Singh Rishabh K, Zhao Yan, Elze Tobias, Fingert John, Gordon Mae, Kass Michael A, Luo Yuyang, Pasquale Louis R, Scheetz Todd, Segrè Ayellet V, Wiggs Janey L, Zebardast Nazlee
Department of Ophthalmology, Columbia University Medical Center, New York, NY.
Schepens Eye Research Institute, Harvard Medical School, Boston, MA.
medRxiv. 2023 Aug 16:2023.08.15.23294141. doi: 10.1101/2023.08.15.23294141.
Primary open-angle glaucoma (POAG) is a highly heritable disease with 127 identified risk loci. Polygenic risks score (PRS) offers a measure of aggregate genetic burden. In this study, we assess whether PRS improves risk stratification in patients with ocular hypertension.
A post-hoc analysis of the Ocular Hypertension Treatment Study (OHTS) data.
SETTING PARTICIPANTS AND/OR CONTROLS: 1636 participants were followed from 1994 to 2020 across 22 sites. The PRS was computed for 1009 OHTS participants using summary statistics from largest cross-ancestry POAG metanalysis with weights trained using 8,813,496 variants from 488,395 participants in the UK Biobank.
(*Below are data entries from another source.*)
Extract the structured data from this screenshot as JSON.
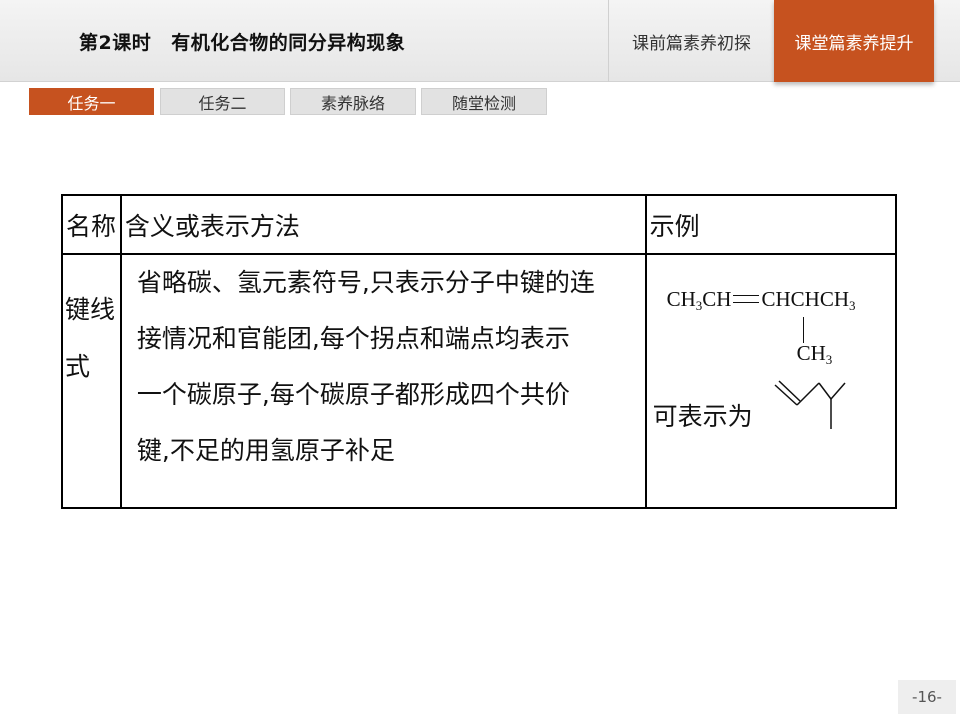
{
  "header": {
    "lesson_number": "第2课时",
    "lesson_title": "有机化合物的同分异构现象",
    "nav_prev": "课前篇素养初探",
    "nav_current": "课堂篇素养提升"
  },
  "tabs": [
    {
      "label": "任务一",
      "active": true
    },
    {
      "label": "任务二",
      "active": false
    },
    {
      "label": "素养脉络",
      "active": false
    },
    {
      "label": "随堂检测",
      "active": false
    }
  ],
  "table": {
    "headers": [
      "名称",
      "含义或表示方法",
      "示例"
    ],
    "row": {
      "name_lines": [
        "键线",
        "式"
      ],
      "description_lines": [
        "省略碳、氢元素符号,只表示分子中键的连",
        "接情况和官能团,每个拐点和端点均表示",
        "一个碳原子,每个碳原子都形成四个共价",
        "键,不足的用氢原子补足"
      ],
      "example": {
        "formula_main": {
          "ch3_a": "CH",
          "sub_a": "3",
          "ch_b": "CH",
          "chchch3": "CHCHCH",
          "sub_c": "3"
        },
        "branch": {
          "ch": "CH",
          "sub": "3"
        },
        "represent_text": "可表示为",
        "skeletal_icon": "skeletal-formula-zigzag"
      }
    }
  },
  "page_number": "-16-",
  "colors": {
    "accent": "#c6521f",
    "header_bg": "#ececec",
    "tab_inactive": "#e2e2e2"
  }
}
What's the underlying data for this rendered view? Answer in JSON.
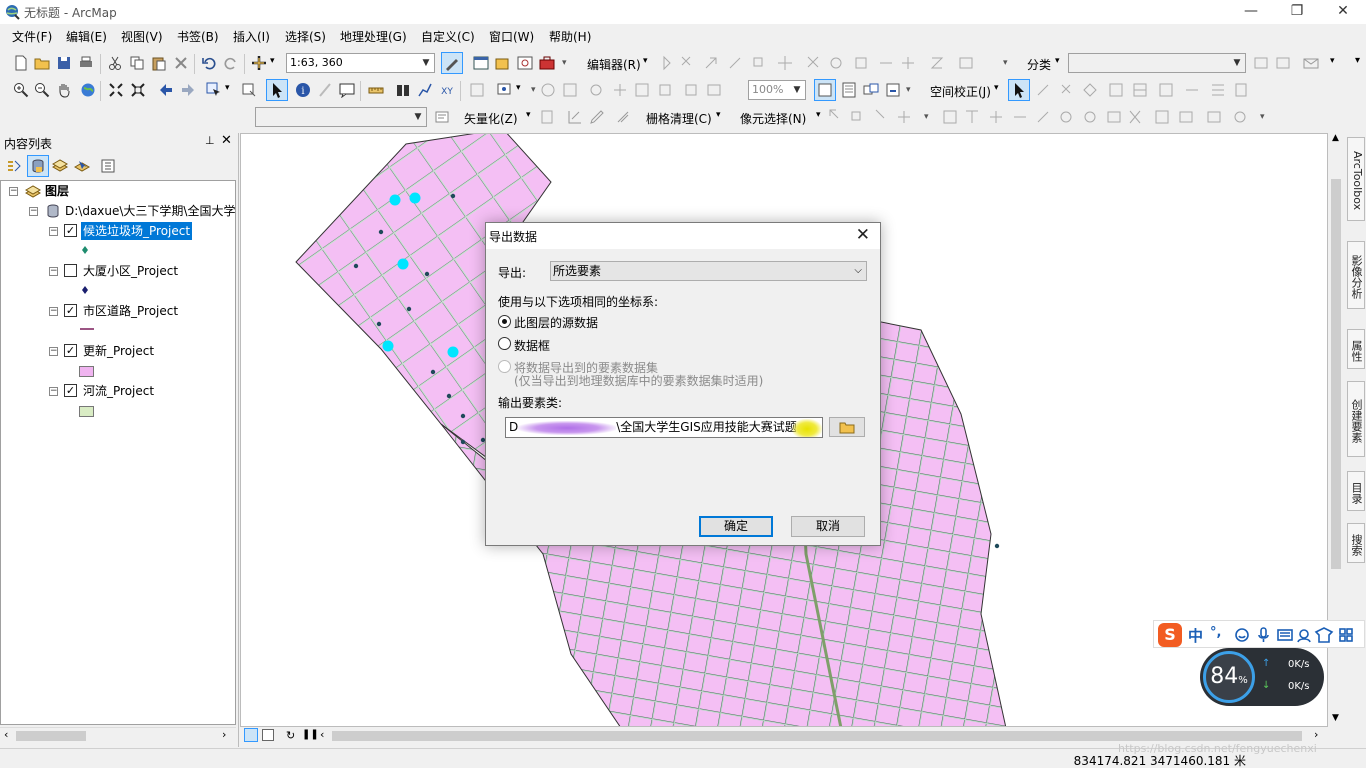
{
  "window": {
    "title": "无标题 - ArcMap"
  },
  "menu": [
    "文件(F)",
    "编辑(E)",
    "视图(V)",
    "书签(B)",
    "插入(I)",
    "选择(S)",
    "地理处理(G)",
    "自定义(C)",
    "窗口(W)",
    "帮助(H)"
  ],
  "toolbar": {
    "scale": "1:63, 360",
    "editor": "编辑器(R)",
    "classify": "分类",
    "zoom_pct": "100%",
    "spatial_adjust": "空间校正(J)",
    "vectorize": "矢量化(Z)",
    "raster_cleanup": "栅格清理(C)",
    "cell_select": "像元选择(N)"
  },
  "toc": {
    "title": "内容列表",
    "root": "图层",
    "path": "D:\\daxue\\大三下学期\\全国大学",
    "layers": [
      {
        "name": "候选垃圾场_Project",
        "checked": true,
        "selected": true,
        "color": "#1e8c6e"
      },
      {
        "name": "大厦小区_Project",
        "checked": false,
        "selected": false,
        "color": "#1a1f6e"
      },
      {
        "name": "市区道路_Project",
        "checked": true,
        "selected": false,
        "color": "#7a1c5a"
      },
      {
        "name": "更新_Project",
        "checked": true,
        "selected": false,
        "color": "#f0b4f0"
      },
      {
        "name": "河流_Project",
        "checked": true,
        "selected": false,
        "color": "#d9ecc4"
      }
    ]
  },
  "dock_tabs": [
    "ArcToolbox",
    "影像分析",
    "属性",
    "创建要素",
    "目录",
    "搜索"
  ],
  "dialog": {
    "title": "导出数据",
    "export_label": "导出:",
    "export_value": "所选要素",
    "coord_label": "使用与以下选项相同的坐标系:",
    "options": [
      {
        "label": "此图层的源数据",
        "selected": true,
        "enabled": true
      },
      {
        "label": "数据框",
        "selected": false,
        "enabled": true
      },
      {
        "label": "将数据导出到的要素数据集",
        "selected": false,
        "enabled": false
      }
    ],
    "option_note": "(仅当导出到地理数据库中的要素数据集时适用)",
    "output_label": "输出要素类:",
    "output_prefix": "D",
    "output_suffix": "\\全国大学生GIS应用技能大赛试题",
    "ok": "确定",
    "cancel": "取消"
  },
  "status": {
    "coords": "834174.821   3471460.181 米"
  },
  "watermark": "https://blog.csdn.net/fengyuechenxi",
  "ime": {
    "icon": "S",
    "lang": "中",
    "punct": "°,"
  },
  "netmon": {
    "percent": "84",
    "unit": "%",
    "up": "0K/s",
    "down": "0K/s"
  }
}
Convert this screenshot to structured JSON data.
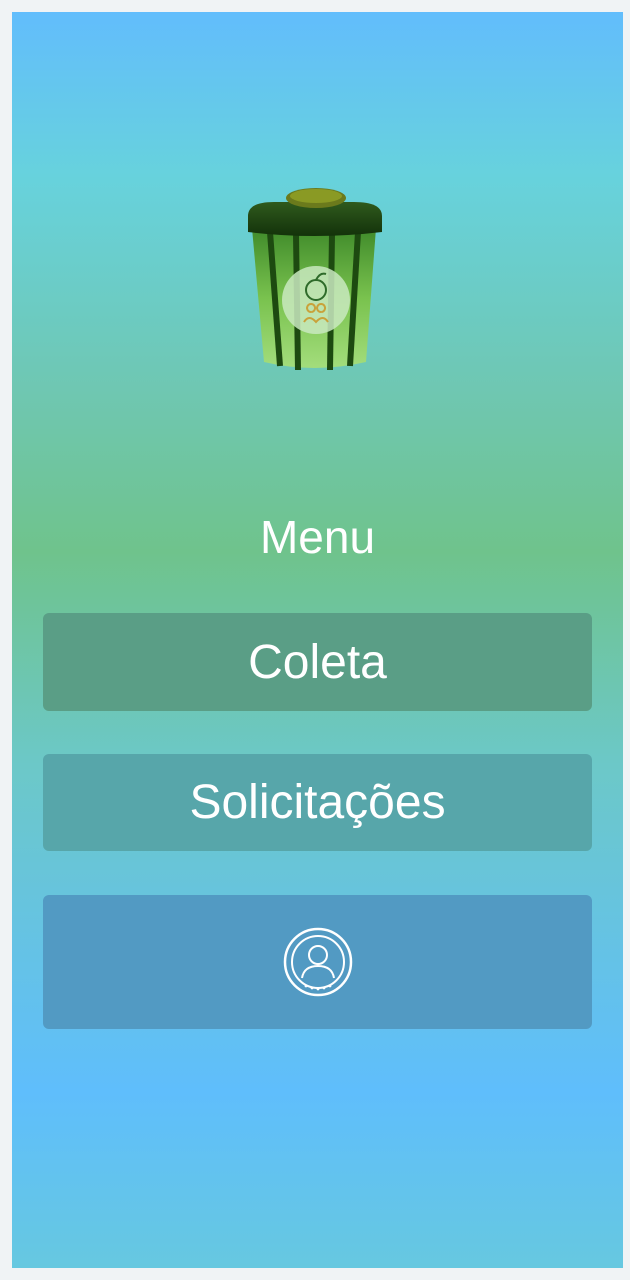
{
  "menu": {
    "title": "Menu",
    "buttons": [
      {
        "label": "Coleta"
      },
      {
        "label": "Solicitações"
      }
    ],
    "profile_button_icon": "user-profile-icon"
  },
  "logo": {
    "icon": "recycling-bin-logo"
  },
  "colors": {
    "gradient_top": "#62bdfc",
    "gradient_mid": "#6fc38c",
    "coleta_button": "#5a9e86",
    "solicitacoes_button": "#57a6aa",
    "profile_button": "#529ac3",
    "text": "#ffffff"
  }
}
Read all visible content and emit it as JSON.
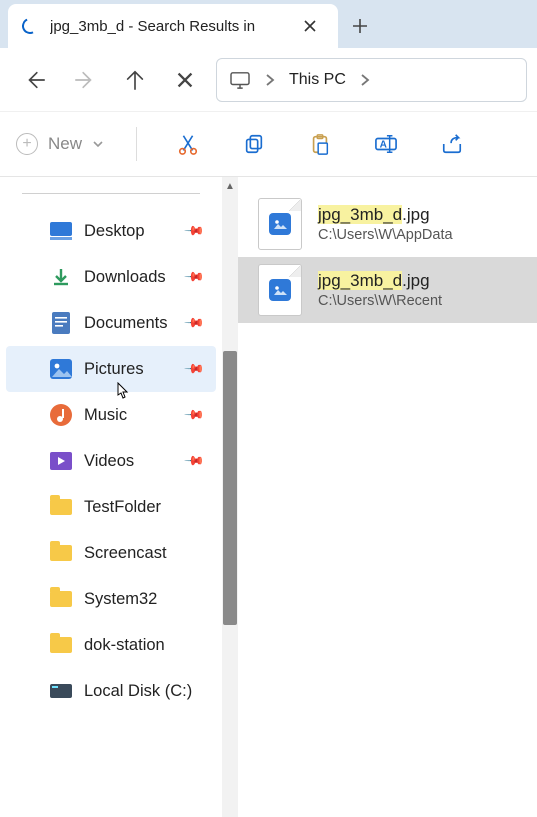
{
  "tab": {
    "title": "jpg_3mb_d - Search Results in"
  },
  "nav": {
    "breadcrumb": [
      "This PC"
    ]
  },
  "toolbar": {
    "new_label": "New"
  },
  "sidebar": {
    "items": [
      {
        "label": "Desktop",
        "icon": "desktop",
        "pinned": true
      },
      {
        "label": "Downloads",
        "icon": "download",
        "pinned": true
      },
      {
        "label": "Documents",
        "icon": "document",
        "pinned": true
      },
      {
        "label": "Pictures",
        "icon": "pictures",
        "pinned": true,
        "hover": true
      },
      {
        "label": "Music",
        "icon": "music",
        "pinned": true
      },
      {
        "label": "Videos",
        "icon": "videos",
        "pinned": true
      },
      {
        "label": "TestFolder",
        "icon": "folder",
        "pinned": false
      },
      {
        "label": "Screencast",
        "icon": "folder",
        "pinned": false
      },
      {
        "label": "System32",
        "icon": "folder",
        "pinned": false
      },
      {
        "label": "dok-station",
        "icon": "folder",
        "pinned": false
      },
      {
        "label": "Local Disk (C:)",
        "icon": "disk",
        "pinned": false
      }
    ]
  },
  "results": [
    {
      "name_hl": "jpg_3mb_d",
      "name_ext": ".jpg",
      "path": "C:\\Users\\W\\AppData",
      "selected": false
    },
    {
      "name_hl": "jpg_3mb_d",
      "name_ext": ".jpg",
      "path": "C:\\Users\\W\\Recent",
      "selected": true
    }
  ]
}
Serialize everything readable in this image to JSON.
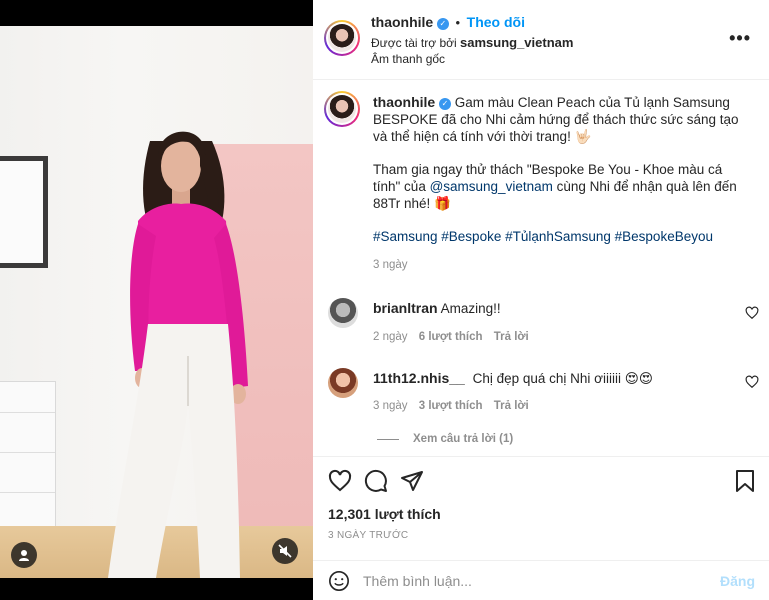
{
  "post": {
    "author": "thaonhile",
    "follow_label": "Theo dõi",
    "sponsored_prefix": "Được tài trợ bởi",
    "sponsor": "samsung_vietnam",
    "audio": "Âm thanh gốc",
    "more_label": "•••"
  },
  "caption": {
    "author": "thaonhile",
    "line1": "Gam màu Clean Peach của Tủ lạnh Samsung BESPOKE đã cho Nhi cảm hứng để thách thức sức sáng tạo và thể hiện cá tính với thời trang! 🤟🏻",
    "line2a": "Tham gia ngay thử thách \"Bespoke Be You - Khoe màu cá tính\" của ",
    "mention": "@samsung_vietnam",
    "line2b": " cùng Nhi để nhận quà lên đến 88Tr nhé! 🎁",
    "hashtags": "#Samsung #Bespoke #TủlạnhSamsung #BespokeBeyou",
    "time": "3 ngày"
  },
  "comments": [
    {
      "user": "brianltran",
      "text": "Amazing!!",
      "time": "2 ngày",
      "likes": "6 lượt thích",
      "reply": "Trả lời"
    },
    {
      "user": "11th12.nhis__",
      "text": "Chị đẹp quá chị Nhi ơiiiiii 😍😍",
      "time": "3 ngày",
      "likes": "3 lượt thích",
      "reply": "Trả lời"
    }
  ],
  "view_replies": "Xem câu trả lời (1)",
  "likes_count": "12,301 lượt thích",
  "date": "3 NGÀY TRƯỚC",
  "add_comment": {
    "placeholder": "Thêm bình luận...",
    "post_label": "Đăng"
  },
  "icons": [
    "heart-icon",
    "comment-icon",
    "share-icon",
    "bookmark-icon",
    "emoji-icon",
    "user-tag-icon",
    "mute-icon",
    "more-icon",
    "verified-icon"
  ],
  "colors": {
    "accent": "#0095f6",
    "verified": "#3897f0",
    "link": "#00376b",
    "muted": "#8e8e8e"
  }
}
Survival regression analysis, with endpoint as development of POAG, predicted disease onset from PRS incorporating baseline covariates.
Outcome measures were hazard ratios for POAG onset. Concordance index and time-dependent AUC were used to compare the predictive performance of multivariable Cox-Proportional Hazards models.
Mean PRS was significantly higher for POAG-converters (0.24 ± 0.95) than for non-converters (-0.12 ± 1.00) (p < 0.01). POAG risk increased 1.36% with each higher PRS decile, with conversion ranging from 9.5% in the lowest PRS decile to 21.8% in the highest decile. Comparison of low- and high-risk PRS tertiles showed a 1.8-fold increase in 20-year POAG risk for participants of European and African ancestries (p<0.01). In the subgroup randomized to delayed treatment, each increase in PRS decile was associated with a 0.52-year decrease in age at diagnosis, (p=0.05). No significant linear relationship between PRS and age at POAG diagnosis was present in the early treatment group. Prediction models significantly improved with the addition of PRS as a covariate (C-index = 0.77) compared to OHTS baseline model (C-index=0.75) (p<0.01). One standard deviation higher PRS conferred a mean hazard ratio of 1.25 (CI=[1.13, 1.44]) for POAG onset.
Higher PRS is associated with increased risk for, and earlier development of POAG in patients with ocular hypertension. Early treatment may mitigate the risk from high genetic burden, delaying clinically detectable disease by up to 5.2 years. The inclusion of a PRS improves the prediction of POAG onset.
原发性开角型青光眼(POAG)是一种高度可遗传的疾病,已确定有127个风险位点。多基因风险评分(PRS)提供了一种衡量总体遗传负担的方法。在本研究中,我们评估PRS是否能改善高眼压症患者的风险分层。
对高眼压症治疗研究(OHTS)数据进行事后分析。
1994年至2020年期间,对22个地点的1636名参与者进行了随访。使用来自最大的跨祖先POAG荟萃分析的汇总统计数据,为1009名OHTS参与者计算了PRS,权重采用来自英国生物银行488,395名参与者的8,813,496个变体进行训练。
方法、干预措施或检测:生存回归分析,以POAG的发生为终点,根据纳入基线协变量的PRS预测疾病发作。
结局指标为POAG发作的风险比。一致性指数和时间依赖性AUC用于比较多变量Cox比例风险模型的预测性能。
POAG转化者的平均PRS(0.24±0.95)显著高于未转化者(-0.12±1.00)(p<0.01)。PRS每升高一个十分位数,POAG风险增加1.36%,转化率从最低PRS十分位数的9.5%到最高十分位数的21.8%不等。对低风险和高风险PRS三分位数的比较显示,欧洲和非洲血统参与者的20年POAG风险增加了1.8倍(p<0.01)。在随机接受延迟治疗的亚组中,PRS每升高一个十分位数,诊断时的年龄就会降低0.52岁(p=0.05)。在早期治疗组中,PRS与POAG诊断时的年龄之间没有显著的线性关系。与OHTS基线模型(C指数=0.75)相比,添加PRS作为协变量后,预测模型显著改善(C指数=0.77)(p<0.01)。PRS每升高一个标准差,POAG发作的平均风险比为1.25(CI=[1.13, 1.44])。
较高的PRS与高眼压症患者POAG风险增加及发病较早相关。早期治疗可能减轻高遗传负担带来的风险,将临床可检测疾病的发生延迟多达5.2年。纳入PRS可改善POAG发作的预测。